Shivalingam was "a little bit nervous" about taking that approach, Scolyer said, "because a sub-group of tumours can take off, even within a couple of weeks and it could have gone from bad to worse, but thankfully that didn't happen".

Instead, when the tumour was excised two weeks later, "we saw incredible things", he said.

"The number of immune cells that were in the tumour went up ten-fold; the types of immune cells that were in the tumour were activated against the tumour, and we were also able to show that the immunotherapy had crossed the blood-brain barrier and was attached to lymphocytes as well as the tumour cells."

In addition to the neoadjuvant (before surgery) immunotherapy treatment, Scolyer received a personalised brain cancer vaccine based on the RNA and DNA of his tumour.

"I'm the first person in the world, as I understand it, to have a cancer vaccine with combination neoadjuvant immunotherapy," he said.

"The idea of these vaccines is that they're not like vaccines that we have against infection ... so what they are, are a way of stimulating the immune system against your cancer ... to try and help mop up or kill off cancer cells that you already have."

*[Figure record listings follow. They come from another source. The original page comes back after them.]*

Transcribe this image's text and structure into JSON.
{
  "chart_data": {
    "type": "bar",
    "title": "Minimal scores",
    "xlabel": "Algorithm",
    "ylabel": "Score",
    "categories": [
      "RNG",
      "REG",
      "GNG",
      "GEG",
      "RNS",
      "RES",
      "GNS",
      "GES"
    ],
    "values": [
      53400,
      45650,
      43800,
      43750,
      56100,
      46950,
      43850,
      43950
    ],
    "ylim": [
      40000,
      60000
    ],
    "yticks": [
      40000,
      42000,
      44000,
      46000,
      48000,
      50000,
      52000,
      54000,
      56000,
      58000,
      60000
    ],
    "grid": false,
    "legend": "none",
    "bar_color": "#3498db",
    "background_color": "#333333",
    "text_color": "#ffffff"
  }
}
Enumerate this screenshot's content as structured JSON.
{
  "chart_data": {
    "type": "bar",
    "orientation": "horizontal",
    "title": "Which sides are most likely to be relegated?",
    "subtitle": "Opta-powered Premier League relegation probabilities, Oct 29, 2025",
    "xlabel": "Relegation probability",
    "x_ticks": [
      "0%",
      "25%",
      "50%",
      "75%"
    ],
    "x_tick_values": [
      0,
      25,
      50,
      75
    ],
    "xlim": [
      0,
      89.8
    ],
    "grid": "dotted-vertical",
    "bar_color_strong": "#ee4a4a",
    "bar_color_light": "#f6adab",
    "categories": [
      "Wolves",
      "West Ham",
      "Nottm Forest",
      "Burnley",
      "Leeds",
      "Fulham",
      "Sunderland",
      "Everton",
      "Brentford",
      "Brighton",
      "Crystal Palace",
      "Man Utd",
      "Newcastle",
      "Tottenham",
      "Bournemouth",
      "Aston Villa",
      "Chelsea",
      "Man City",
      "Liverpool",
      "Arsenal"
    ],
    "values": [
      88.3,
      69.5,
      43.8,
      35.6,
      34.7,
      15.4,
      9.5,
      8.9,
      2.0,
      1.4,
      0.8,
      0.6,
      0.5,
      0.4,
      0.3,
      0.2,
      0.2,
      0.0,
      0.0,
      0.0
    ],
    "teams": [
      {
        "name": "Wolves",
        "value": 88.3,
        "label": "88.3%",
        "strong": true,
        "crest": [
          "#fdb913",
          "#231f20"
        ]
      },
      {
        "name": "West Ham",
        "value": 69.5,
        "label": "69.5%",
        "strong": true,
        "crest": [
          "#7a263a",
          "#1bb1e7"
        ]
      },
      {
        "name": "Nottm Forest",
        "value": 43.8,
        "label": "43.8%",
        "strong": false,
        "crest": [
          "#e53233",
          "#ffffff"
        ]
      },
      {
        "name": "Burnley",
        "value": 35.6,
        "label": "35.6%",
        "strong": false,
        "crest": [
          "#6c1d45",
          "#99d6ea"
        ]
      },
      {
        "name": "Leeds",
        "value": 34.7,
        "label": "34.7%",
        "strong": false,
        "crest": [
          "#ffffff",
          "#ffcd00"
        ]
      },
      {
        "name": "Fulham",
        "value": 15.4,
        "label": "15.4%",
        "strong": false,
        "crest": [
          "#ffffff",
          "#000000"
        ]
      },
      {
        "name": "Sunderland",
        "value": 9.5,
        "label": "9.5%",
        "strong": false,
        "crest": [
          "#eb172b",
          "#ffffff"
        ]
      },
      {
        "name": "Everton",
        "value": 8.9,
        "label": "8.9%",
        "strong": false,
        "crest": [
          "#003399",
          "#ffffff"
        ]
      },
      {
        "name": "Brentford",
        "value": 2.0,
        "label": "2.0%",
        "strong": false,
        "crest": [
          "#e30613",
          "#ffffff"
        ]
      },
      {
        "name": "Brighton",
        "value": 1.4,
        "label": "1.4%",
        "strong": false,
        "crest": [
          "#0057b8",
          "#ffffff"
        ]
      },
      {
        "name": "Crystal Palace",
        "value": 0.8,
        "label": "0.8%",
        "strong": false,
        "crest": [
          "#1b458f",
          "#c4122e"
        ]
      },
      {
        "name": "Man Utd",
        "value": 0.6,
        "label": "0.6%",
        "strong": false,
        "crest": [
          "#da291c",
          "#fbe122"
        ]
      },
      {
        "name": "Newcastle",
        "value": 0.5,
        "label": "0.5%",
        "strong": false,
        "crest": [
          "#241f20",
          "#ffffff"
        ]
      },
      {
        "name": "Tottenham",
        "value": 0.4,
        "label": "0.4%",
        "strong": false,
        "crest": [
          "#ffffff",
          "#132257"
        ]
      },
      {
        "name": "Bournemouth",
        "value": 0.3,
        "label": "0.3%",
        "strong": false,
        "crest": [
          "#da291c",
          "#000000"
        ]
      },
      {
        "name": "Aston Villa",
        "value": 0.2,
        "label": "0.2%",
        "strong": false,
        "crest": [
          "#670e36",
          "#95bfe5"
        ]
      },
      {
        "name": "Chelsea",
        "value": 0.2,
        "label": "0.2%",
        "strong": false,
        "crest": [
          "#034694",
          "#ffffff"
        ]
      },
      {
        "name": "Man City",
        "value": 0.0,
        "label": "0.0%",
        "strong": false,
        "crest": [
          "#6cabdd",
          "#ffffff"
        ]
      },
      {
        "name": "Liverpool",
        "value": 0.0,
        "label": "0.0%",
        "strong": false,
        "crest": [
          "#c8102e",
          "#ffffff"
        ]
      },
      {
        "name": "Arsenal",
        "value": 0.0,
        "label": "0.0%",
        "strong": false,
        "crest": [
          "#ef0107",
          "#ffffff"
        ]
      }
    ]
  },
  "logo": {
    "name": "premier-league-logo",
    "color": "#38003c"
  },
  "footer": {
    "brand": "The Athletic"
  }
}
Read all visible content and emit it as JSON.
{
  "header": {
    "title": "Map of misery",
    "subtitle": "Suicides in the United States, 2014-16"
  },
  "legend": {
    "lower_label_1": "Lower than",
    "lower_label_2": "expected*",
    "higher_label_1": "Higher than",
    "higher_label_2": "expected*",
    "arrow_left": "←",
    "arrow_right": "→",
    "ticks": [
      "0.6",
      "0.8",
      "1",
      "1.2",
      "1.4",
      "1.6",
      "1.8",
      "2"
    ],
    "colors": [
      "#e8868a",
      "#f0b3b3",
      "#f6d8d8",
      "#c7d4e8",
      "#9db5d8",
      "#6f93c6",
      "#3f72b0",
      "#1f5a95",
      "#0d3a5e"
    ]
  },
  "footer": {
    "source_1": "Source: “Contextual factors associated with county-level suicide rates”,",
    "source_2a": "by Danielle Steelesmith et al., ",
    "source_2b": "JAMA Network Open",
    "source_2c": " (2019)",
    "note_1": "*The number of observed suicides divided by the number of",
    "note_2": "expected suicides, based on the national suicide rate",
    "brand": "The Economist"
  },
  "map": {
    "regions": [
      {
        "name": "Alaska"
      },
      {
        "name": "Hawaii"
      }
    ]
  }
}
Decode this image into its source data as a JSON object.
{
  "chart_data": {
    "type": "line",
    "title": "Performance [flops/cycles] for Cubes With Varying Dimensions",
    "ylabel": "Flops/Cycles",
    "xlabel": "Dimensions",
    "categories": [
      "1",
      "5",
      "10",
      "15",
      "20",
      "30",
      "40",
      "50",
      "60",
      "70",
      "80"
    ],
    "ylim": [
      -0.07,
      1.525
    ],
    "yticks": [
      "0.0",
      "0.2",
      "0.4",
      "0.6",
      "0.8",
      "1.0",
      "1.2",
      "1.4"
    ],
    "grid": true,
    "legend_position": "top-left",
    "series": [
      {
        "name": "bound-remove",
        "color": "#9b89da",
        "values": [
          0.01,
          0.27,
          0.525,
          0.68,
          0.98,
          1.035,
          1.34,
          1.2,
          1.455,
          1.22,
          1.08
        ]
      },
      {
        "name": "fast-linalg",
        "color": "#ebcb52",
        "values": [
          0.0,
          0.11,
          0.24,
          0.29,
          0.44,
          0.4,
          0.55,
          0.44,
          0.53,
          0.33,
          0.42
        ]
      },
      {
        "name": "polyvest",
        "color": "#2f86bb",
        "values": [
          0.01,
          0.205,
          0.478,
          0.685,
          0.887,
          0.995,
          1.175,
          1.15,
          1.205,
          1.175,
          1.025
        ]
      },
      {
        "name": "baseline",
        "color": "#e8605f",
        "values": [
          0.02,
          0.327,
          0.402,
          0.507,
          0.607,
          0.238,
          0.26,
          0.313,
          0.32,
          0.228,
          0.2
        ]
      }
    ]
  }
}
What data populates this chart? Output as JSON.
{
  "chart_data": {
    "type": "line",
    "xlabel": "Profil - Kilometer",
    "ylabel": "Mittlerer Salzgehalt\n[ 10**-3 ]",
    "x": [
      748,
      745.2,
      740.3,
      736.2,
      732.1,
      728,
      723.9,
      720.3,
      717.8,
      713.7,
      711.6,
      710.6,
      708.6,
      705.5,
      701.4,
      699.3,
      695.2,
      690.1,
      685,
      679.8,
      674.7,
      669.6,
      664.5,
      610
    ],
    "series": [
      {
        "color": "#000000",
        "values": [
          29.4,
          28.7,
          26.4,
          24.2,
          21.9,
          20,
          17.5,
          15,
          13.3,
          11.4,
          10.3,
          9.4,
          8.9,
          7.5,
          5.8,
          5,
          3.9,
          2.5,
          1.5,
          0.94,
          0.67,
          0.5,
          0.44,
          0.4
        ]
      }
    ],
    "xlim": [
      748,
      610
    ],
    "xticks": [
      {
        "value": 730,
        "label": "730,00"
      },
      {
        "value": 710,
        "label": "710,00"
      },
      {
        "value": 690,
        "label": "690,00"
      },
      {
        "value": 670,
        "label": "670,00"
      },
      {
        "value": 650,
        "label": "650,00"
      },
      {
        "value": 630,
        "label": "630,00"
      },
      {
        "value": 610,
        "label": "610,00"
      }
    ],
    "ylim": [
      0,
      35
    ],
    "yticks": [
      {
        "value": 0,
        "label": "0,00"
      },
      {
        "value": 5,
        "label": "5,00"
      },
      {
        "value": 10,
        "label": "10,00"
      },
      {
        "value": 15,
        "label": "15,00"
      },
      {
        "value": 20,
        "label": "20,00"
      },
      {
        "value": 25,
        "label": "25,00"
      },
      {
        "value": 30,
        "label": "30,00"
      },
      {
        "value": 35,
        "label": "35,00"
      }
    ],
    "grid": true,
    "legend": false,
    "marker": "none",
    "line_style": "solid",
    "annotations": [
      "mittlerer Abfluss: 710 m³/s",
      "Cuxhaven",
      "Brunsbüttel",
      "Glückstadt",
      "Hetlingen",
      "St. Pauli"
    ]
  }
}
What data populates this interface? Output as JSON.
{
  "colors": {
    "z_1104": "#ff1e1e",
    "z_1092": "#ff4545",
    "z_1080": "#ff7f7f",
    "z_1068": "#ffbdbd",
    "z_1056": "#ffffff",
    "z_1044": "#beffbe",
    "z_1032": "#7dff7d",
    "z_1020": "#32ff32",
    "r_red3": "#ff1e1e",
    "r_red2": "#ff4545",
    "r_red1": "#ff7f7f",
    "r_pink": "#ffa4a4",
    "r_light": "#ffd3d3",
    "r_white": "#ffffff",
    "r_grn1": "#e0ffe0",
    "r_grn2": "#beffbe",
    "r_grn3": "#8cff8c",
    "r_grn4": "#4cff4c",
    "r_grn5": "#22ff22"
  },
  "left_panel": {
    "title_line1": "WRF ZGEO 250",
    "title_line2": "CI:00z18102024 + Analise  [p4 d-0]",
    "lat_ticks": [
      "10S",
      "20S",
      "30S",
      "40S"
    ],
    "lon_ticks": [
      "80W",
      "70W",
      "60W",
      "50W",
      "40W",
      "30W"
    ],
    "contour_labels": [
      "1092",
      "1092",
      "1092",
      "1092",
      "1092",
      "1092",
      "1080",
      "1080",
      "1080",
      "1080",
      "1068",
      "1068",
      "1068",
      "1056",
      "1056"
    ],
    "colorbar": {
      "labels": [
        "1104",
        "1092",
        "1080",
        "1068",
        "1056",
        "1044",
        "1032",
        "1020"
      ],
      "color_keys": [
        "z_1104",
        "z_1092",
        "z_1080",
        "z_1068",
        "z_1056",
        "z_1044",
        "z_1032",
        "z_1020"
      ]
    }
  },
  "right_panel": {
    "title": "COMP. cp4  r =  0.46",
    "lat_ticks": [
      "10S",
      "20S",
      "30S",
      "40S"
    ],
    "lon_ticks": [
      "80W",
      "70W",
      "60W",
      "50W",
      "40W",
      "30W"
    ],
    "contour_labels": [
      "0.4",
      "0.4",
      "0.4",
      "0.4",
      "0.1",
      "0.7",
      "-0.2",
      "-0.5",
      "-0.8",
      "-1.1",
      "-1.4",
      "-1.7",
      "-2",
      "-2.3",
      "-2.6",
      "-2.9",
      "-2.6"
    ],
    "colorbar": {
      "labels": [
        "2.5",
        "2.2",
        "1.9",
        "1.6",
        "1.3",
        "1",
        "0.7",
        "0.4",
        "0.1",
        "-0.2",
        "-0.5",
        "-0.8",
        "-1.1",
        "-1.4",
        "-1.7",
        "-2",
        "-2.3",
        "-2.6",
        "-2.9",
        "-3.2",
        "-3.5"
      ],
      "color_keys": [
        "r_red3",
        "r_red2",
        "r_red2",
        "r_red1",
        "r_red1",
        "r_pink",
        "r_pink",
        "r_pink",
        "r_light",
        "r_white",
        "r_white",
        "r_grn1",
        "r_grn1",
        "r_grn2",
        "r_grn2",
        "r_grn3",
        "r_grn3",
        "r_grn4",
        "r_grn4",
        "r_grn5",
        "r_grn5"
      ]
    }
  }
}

It was too early to tell whether the treatments would mean any improvement in his clinical outlook, Scolyer said, and he acknowledged there were risks associated with making himself a human guinea pig, but he was happy to take them.

"There's risks that it could have shortened my life more quickly ... I was told my prognosis was about nine months, and yeah, there's a risk that it could go badly and my life would end more quickly, or indeed my life expectancy wouldn't change but I'd be left with side effects which would make the remaining time I've got dismal," he said.

"From my perspective, I'm happy to take those risks; I'm happy to be the guinea pig."

Ultimately, Scolyer hoped to see clinical trials of neoadjuvant immunotherapy treatments in brain cancer patients undertaken.

"This has excited the brain cancer neuro oncology community and the bio-pharmaceutical industry, so hopefully some clinical trials will start very soon," he said.

"I'm excited and very proud, to be honest, of the data we've produced already that is changing the field, but it's early days."